In cases where strong fear is present, the use of anxiety wraps or Thundershirt may help take a bit the edge off so the dog feels a bit more safe and is able to cognitively function. To learn more about how to use Thundershirt read: Dog Thundershirt for Anxiety
In severe cases, a dog may require the intervention of a veterinary behaviorist which may prescribe medications to help the dog calm down enough so to cognitively function along with a behavior modification program. Over the counter, some dog owners have seen calming results with a product known as Composure.
- Observe What Triggers the Fear
Is your puppy fearful of something specific or is a certain noise creating a fear reaction? Observe your puppy carefully and see what causes him to react fearfully. Is it foot steps? Hearing your family talking or raising their voices? Does your dog freak out when something falls on the floor? Is it the dishwasher? If you identify what causes fear you have something to work on. There could be one trigger, or a combination of triggers. Your dog may be in such a state of alert that almost anything creates a fearful response. If so, your dog is overwhelmed and is incapable of learning. In this case, you need to take a step back and work on desensitizing.
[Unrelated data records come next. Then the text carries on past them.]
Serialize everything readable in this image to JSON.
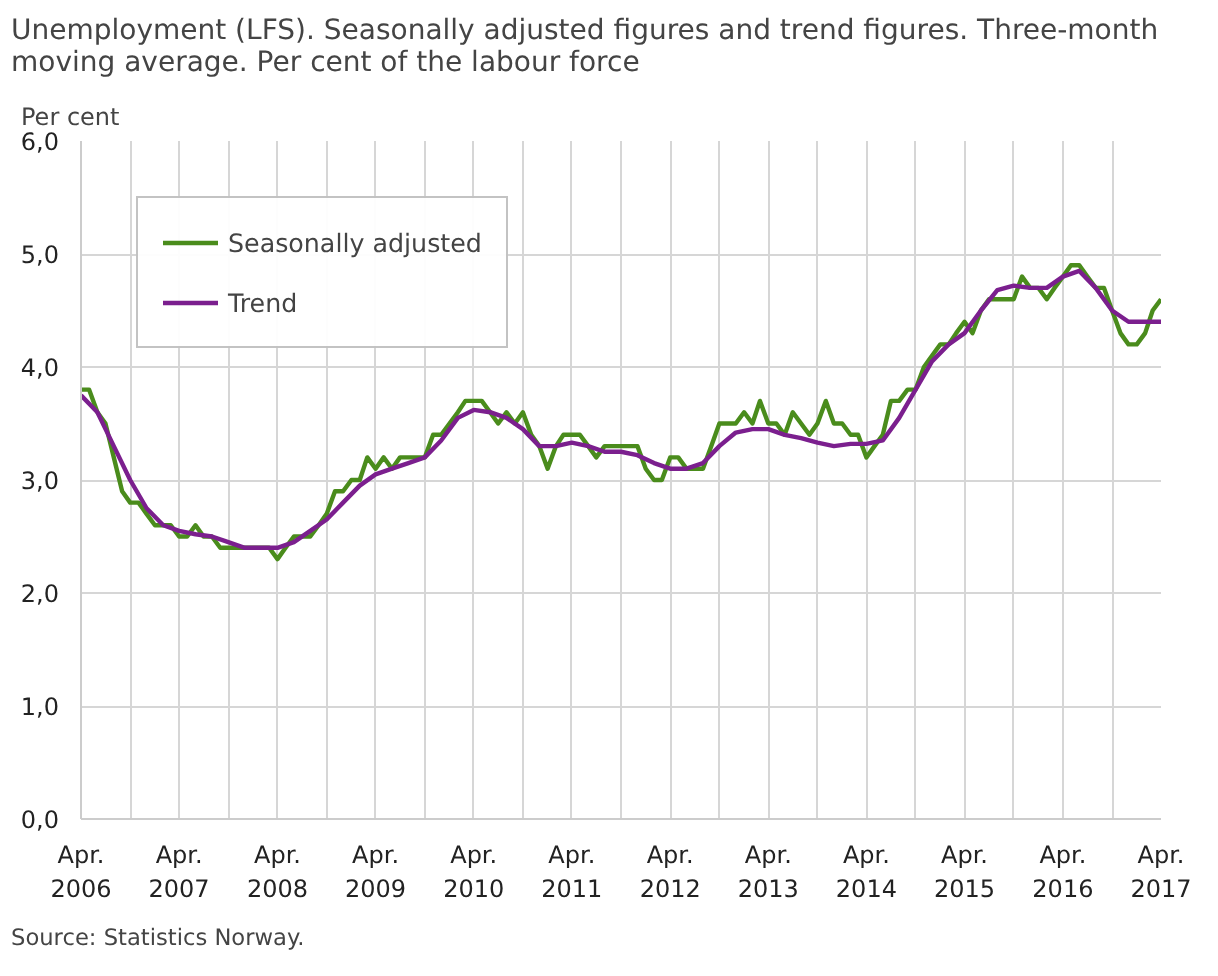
{
  "chart_data": {
    "type": "line",
    "title": "Unemployment (LFS). Seasonally adjusted figures and trend figures. Three-month moving average. Per cent of the labour force",
    "ylabel": "Per cent",
    "annotations": [
      "Source: Statistics Norway."
    ],
    "xlim": [
      "2006-04",
      "2017-04"
    ],
    "xticks": [
      {
        "value": "2006-04",
        "label": "Apr.\n2006"
      },
      {
        "value": "2006-10",
        "label": null
      },
      {
        "value": "2007-04",
        "label": "Apr.\n2007"
      },
      {
        "value": "2007-10",
        "label": null
      },
      {
        "value": "2008-04",
        "label": "Apr.\n2008"
      },
      {
        "value": "2008-10",
        "label": null
      },
      {
        "value": "2009-04",
        "label": "Apr.\n2009"
      },
      {
        "value": "2009-10",
        "label": null
      },
      {
        "value": "2010-04",
        "label": "Apr.\n2010"
      },
      {
        "value": "2010-10",
        "label": null
      },
      {
        "value": "2011-04",
        "label": "Apr.\n2011"
      },
      {
        "value": "2011-10",
        "label": null
      },
      {
        "value": "2012-04",
        "label": "Apr.\n2012"
      },
      {
        "value": "2012-10",
        "label": null
      },
      {
        "value": "2013-04",
        "label": "Apr.\n2013"
      },
      {
        "value": "2013-10",
        "label": null
      },
      {
        "value": "2014-04",
        "label": "Apr.\n2014"
      },
      {
        "value": "2014-10",
        "label": null
      },
      {
        "value": "2015-04",
        "label": "Apr.\n2015"
      },
      {
        "value": "2015-10",
        "label": null
      },
      {
        "value": "2016-04",
        "label": "Apr.\n2016"
      },
      {
        "value": "2016-10",
        "label": null
      },
      {
        "value": "2017-04",
        "label": "Apr.\n2017"
      }
    ],
    "ylim": [
      0,
      6
    ],
    "yticks": [
      {
        "value": 0,
        "label": "0,0"
      },
      {
        "value": 1,
        "label": "1,0"
      },
      {
        "value": 2,
        "label": "2,0"
      },
      {
        "value": 3,
        "label": "3,0"
      },
      {
        "value": 4,
        "label": "4,0"
      },
      {
        "value": 5,
        "label": "5,0"
      },
      {
        "value": 6,
        "label": "6,0"
      }
    ],
    "grid": true,
    "legend": "top left",
    "marker": "none",
    "line_style": "solid",
    "series": [
      {
        "name": "Seasonally adjusted",
        "color": "#4a8c1c",
        "x": [
          "2006-04",
          "2006-05",
          "2006-06",
          "2006-07",
          "2006-08",
          "2006-09",
          "2006-10",
          "2006-11",
          "2006-12",
          "2007-01",
          "2007-02",
          "2007-03",
          "2007-04",
          "2007-05",
          "2007-06",
          "2007-07",
          "2007-08",
          "2007-09",
          "2007-10",
          "2007-11",
          "2007-12",
          "2008-01",
          "2008-02",
          "2008-03",
          "2008-04",
          "2008-05",
          "2008-06",
          "2008-07",
          "2008-08",
          "2008-09",
          "2008-10",
          "2008-11",
          "2008-12",
          "2009-01",
          "2009-02",
          "2009-03",
          "2009-04",
          "2009-05",
          "2009-06",
          "2009-07",
          "2009-08",
          "2009-09",
          "2009-10",
          "2009-11",
          "2009-12",
          "2010-01",
          "2010-02",
          "2010-03",
          "2010-04",
          "2010-05",
          "2010-06",
          "2010-07",
          "2010-08",
          "2010-09",
          "2010-10",
          "2010-11",
          "2010-12",
          "2011-01",
          "2011-02",
          "2011-03",
          "2011-04",
          "2011-05",
          "2011-06",
          "2011-07",
          "2011-08",
          "2011-09",
          "2011-10",
          "2011-11",
          "2011-12",
          "2012-01",
          "2012-02",
          "2012-03",
          "2012-04",
          "2012-05",
          "2012-06",
          "2012-07",
          "2012-08",
          "2012-09",
          "2012-10",
          "2012-11",
          "2012-12",
          "2013-01",
          "2013-02",
          "2013-03",
          "2013-04",
          "2013-05",
          "2013-06",
          "2013-07",
          "2013-08",
          "2013-09",
          "2013-10",
          "2013-11",
          "2013-12",
          "2014-01",
          "2014-02",
          "2014-03",
          "2014-04",
          "2014-05",
          "2014-06",
          "2014-07",
          "2014-08",
          "2014-09",
          "2014-10",
          "2014-11",
          "2014-12",
          "2015-01",
          "2015-02",
          "2015-03",
          "2015-04",
          "2015-05",
          "2015-06",
          "2015-07",
          "2015-08",
          "2015-09",
          "2015-10",
          "2015-11",
          "2015-12",
          "2016-01",
          "2016-02",
          "2016-03",
          "2016-04",
          "2016-05",
          "2016-06",
          "2016-07",
          "2016-08",
          "2016-09",
          "2016-10",
          "2016-11",
          "2016-12",
          "2017-01",
          "2017-02",
          "2017-03",
          "2017-04"
        ],
        "values": [
          3.8,
          3.8,
          3.6,
          3.5,
          3.2,
          2.9,
          2.8,
          2.8,
          2.7,
          2.6,
          2.6,
          2.6,
          2.5,
          2.5,
          2.6,
          2.5,
          2.5,
          2.4,
          2.4,
          2.4,
          2.4,
          2.4,
          2.4,
          2.4,
          2.3,
          2.4,
          2.5,
          2.5,
          2.5,
          2.6,
          2.7,
          2.9,
          2.9,
          3.0,
          3.0,
          3.2,
          3.1,
          3.2,
          3.1,
          3.2,
          3.2,
          3.2,
          3.2,
          3.4,
          3.4,
          3.5,
          3.6,
          3.7,
          3.7,
          3.7,
          3.6,
          3.5,
          3.6,
          3.5,
          3.6,
          3.4,
          3.3,
          3.1,
          3.3,
          3.4,
          3.4,
          3.4,
          3.3,
          3.2,
          3.3,
          3.3,
          3.3,
          3.3,
          3.3,
          3.1,
          3.0,
          3.0,
          3.2,
          3.2,
          3.1,
          3.1,
          3.1,
          3.3,
          3.5,
          3.5,
          3.5,
          3.6,
          3.5,
          3.7,
          3.5,
          3.5,
          3.4,
          3.6,
          3.5,
          3.4,
          3.5,
          3.7,
          3.5,
          3.5,
          3.4,
          3.4,
          3.2,
          3.3,
          3.4,
          3.7,
          3.7,
          3.8,
          3.8,
          4.0,
          4.1,
          4.2,
          4.2,
          4.3,
          4.4,
          4.3,
          4.5,
          4.6,
          4.6,
          4.6,
          4.6,
          4.8,
          4.7,
          4.7,
          4.6,
          4.7,
          4.8,
          4.9,
          4.9,
          4.8,
          4.7,
          4.7,
          4.5,
          4.3,
          4.2,
          4.2,
          4.3,
          4.5,
          4.6
        ]
      },
      {
        "name": "Trend",
        "color": "#7b1f8e",
        "x": [
          "2006-04",
          "2006-06",
          "2006-08",
          "2006-10",
          "2006-12",
          "2007-02",
          "2007-04",
          "2007-06",
          "2007-08",
          "2007-10",
          "2007-12",
          "2008-02",
          "2008-04",
          "2008-06",
          "2008-08",
          "2008-10",
          "2008-12",
          "2009-02",
          "2009-04",
          "2009-06",
          "2009-08",
          "2009-10",
          "2009-12",
          "2010-02",
          "2010-04",
          "2010-06",
          "2010-08",
          "2010-10",
          "2010-12",
          "2011-02",
          "2011-04",
          "2011-06",
          "2011-08",
          "2011-10",
          "2011-12",
          "2012-02",
          "2012-04",
          "2012-06",
          "2012-08",
          "2012-10",
          "2012-12",
          "2013-02",
          "2013-04",
          "2013-06",
          "2013-08",
          "2013-10",
          "2013-12",
          "2014-02",
          "2014-04",
          "2014-06",
          "2014-08",
          "2014-10",
          "2014-12",
          "2015-02",
          "2015-04",
          "2015-06",
          "2015-08",
          "2015-10",
          "2015-12",
          "2016-02",
          "2016-04",
          "2016-06",
          "2016-08",
          "2016-10",
          "2016-12",
          "2017-02",
          "2017-04"
        ],
        "values": [
          3.75,
          3.6,
          3.3,
          3.0,
          2.75,
          2.6,
          2.55,
          2.52,
          2.5,
          2.45,
          2.4,
          2.4,
          2.4,
          2.45,
          2.55,
          2.65,
          2.8,
          2.95,
          3.05,
          3.1,
          3.15,
          3.2,
          3.35,
          3.55,
          3.62,
          3.6,
          3.55,
          3.45,
          3.3,
          3.3,
          3.33,
          3.3,
          3.25,
          3.25,
          3.22,
          3.15,
          3.1,
          3.1,
          3.15,
          3.3,
          3.42,
          3.45,
          3.45,
          3.4,
          3.37,
          3.33,
          3.3,
          3.32,
          3.32,
          3.35,
          3.55,
          3.8,
          4.05,
          4.2,
          4.3,
          4.5,
          4.68,
          4.72,
          4.7,
          4.7,
          4.8,
          4.85,
          4.7,
          4.5,
          4.4,
          4.4,
          4.4
        ]
      }
    ]
  }
}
To learn more about desensitization and other dog behavior modification methods read: Dog Behavior Modification
- Desensitize to Triggers
If your dog is overwhelmed and is fearful of being indoors, for the first few days, find a room where it is more quiet and the sounds are a bit muffled. Keep your dog in this room and allow him to relax a bit. With all the scary noises away, your dog may be able to take some treats and learn that there is nothing to be afraid of. Approach your new dog by sitting on the floor. Fearful dogs are intimidated when people walk over to them and cower or loom over them petting them on the head. Avoid giving direct eye contact. Any attempt the puppy tries to make towards you, reward by dropping high value treats. After spending some time in this room, he may habituate better to all the noises that were overwhelming him causing him to freeze. Once more relaxed, you can then open the door slightly, so more noises are perceived. Gradually, as your dog adjusts then keep the door open, then bring in another room where there are more noises and then gradually incorporate your dog into your daily activities.
- Countercondition to the Triggers
If you know there is a specific noise that triggers fear, try to counter condition your dog to actually look forward to that noise. If for instance, your dog is scared of foot steps, have somebody walk from a distance and drop treats every time you hear the steps. Steps, treat, steps, treat, steps, treat, ... with time, your dog will look forward to the steps because they have become a predictor of good things. If your dog is afraid of a continuous noise say, the dishwasher, try to offer the food of bowl every day upon turning on the dish washer. Of course, keep your dog at a distance where he is not reactive to the dishwasher noise. With time, the dish washer becomes a cue that mealtime is coming!